杉浦さん 二人でシェパード(チームEYESの車)に乗ることが多くて、運転中に怪獣に襲われてドリフトさせて停車する場面もありました。そのカーアクションをスタントマンの方にやってもらうのではなく、「顔が分かっちゃうから」って僕がやったんですよ。それで言われるがままにやろうとしたら秀くんに止められて。
市瀬さん 「はい!」と答えているけれど、隣に乗っている僕は怖いじゃないですか(笑い)。「ドリフトやったことあるの?」と聞いたら「ないです」と言っていたので、やり方を教えて。一発で成功しましたけど、あのときはヒヤヒヤでしたよ。平気でやらせるスタッフはすごいなって。しかも、オンエアを見たら顔がよく映っていなかったし(笑い)。
杉浦さん ほかにも二人で行動するシーンって多かったですよね。僕がよく覚えているのは、ニセウルトラマンが出てくる話(第23話)の、秀くんがグミみたいな青いやつを吸っている場面。
市瀬さん あれは小道具の方が、切れないようにゴムっぽく作ったソーダ味のゼラチンをいっぱい現場に持ってきていて。「どれがいいかね?」って試して、結構な数を食べました(笑い)。それに、あの回は撮影に大遅刻してどうしても忘れられないですね。
杉浦さん タクシーぶっ飛ばし事件ですね(笑い)。
市瀬さん あれから僕は20年間、現場に遅刻したことはないです。しかも、自分がメインの回だったんで、やりづらいったらありゃしない(笑い)。あと、テックサンダー(戦闘機)のコックピットのシーンだけで出番が終わることが多かったのも覚えています。
杉浦さん 映画の2作目(「ウルトラマンコスモス2 THE BLUE PLANET」)もそうでしたね。
市瀬さん この人がサイパンで遊んでいるやつね(笑い)。
杉浦さん 一生懸命やっていましたよ!
市瀬さん (杉浦さんが)映画の撮影のためにスキューバダイビングの免許を取りに行ったり、サイパンに行ったりしていて。残った僕らはガランとした東宝ビルト(撮影スタジオ)でコックピットや司令室のシーンを撮影していたんですよ。一人がサイパンで遊んでいる頃に(笑い)。「2」はそのイメージがありますね。
市瀬さん フブキは自分の中に持っている正義について、真っすぐ進むということしか考えていなくて。怪獣は人間に害を与える存在というイメージがあったから、人間や地球を守るという正義を貫くために、怪獣を排除することしか頭になかった。それがムサシがチームに入ることによっていろいろ変わって、「ウルトラマンコスモスVSウルトラマンジャスティス THE FINAL BATTLE」ではムサシの心を持ったチームEYESの隊長に成長したのだと思います。
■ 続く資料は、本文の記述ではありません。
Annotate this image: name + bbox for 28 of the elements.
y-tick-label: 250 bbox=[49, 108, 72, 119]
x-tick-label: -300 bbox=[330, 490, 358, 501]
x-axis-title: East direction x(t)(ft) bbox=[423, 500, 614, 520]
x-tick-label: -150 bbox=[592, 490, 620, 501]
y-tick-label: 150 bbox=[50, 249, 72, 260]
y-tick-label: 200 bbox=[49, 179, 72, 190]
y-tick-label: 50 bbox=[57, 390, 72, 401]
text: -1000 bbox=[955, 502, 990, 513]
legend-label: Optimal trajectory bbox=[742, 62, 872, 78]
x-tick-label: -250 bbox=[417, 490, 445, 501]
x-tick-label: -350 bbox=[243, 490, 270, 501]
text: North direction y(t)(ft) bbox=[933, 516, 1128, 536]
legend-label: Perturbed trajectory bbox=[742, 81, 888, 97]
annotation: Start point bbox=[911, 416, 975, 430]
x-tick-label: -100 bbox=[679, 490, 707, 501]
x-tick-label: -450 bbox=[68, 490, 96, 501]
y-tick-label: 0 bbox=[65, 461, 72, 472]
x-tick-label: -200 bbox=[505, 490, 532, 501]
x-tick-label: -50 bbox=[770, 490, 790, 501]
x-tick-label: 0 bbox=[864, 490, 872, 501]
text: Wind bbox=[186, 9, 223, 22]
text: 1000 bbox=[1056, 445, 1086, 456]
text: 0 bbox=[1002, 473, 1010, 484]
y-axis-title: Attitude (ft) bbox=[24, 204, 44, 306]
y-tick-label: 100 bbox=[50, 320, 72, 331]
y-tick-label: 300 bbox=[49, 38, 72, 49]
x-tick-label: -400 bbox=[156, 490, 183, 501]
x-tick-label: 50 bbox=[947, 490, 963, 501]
杉浦さん ムサシはチームEYESで学んだことをへて、今は遊星ジュランで暮らしているんですけど、まさかアヤノと結婚して子供が生まれるとは思わなかった(笑い)。今もコスモスと一緒に怪獣保護の精神を胸に、ほかのウルトラマンと共演しながら歩んでいて。ただ、遊星ジュランで平和に暮らしながら、宇宙平和の管理も任されるようになったので、ちょっと卓越してきたなと(笑い)。コスモスと融合することでほかのウルトラマンとも交信ができるようになったから、今後も楽しみですね。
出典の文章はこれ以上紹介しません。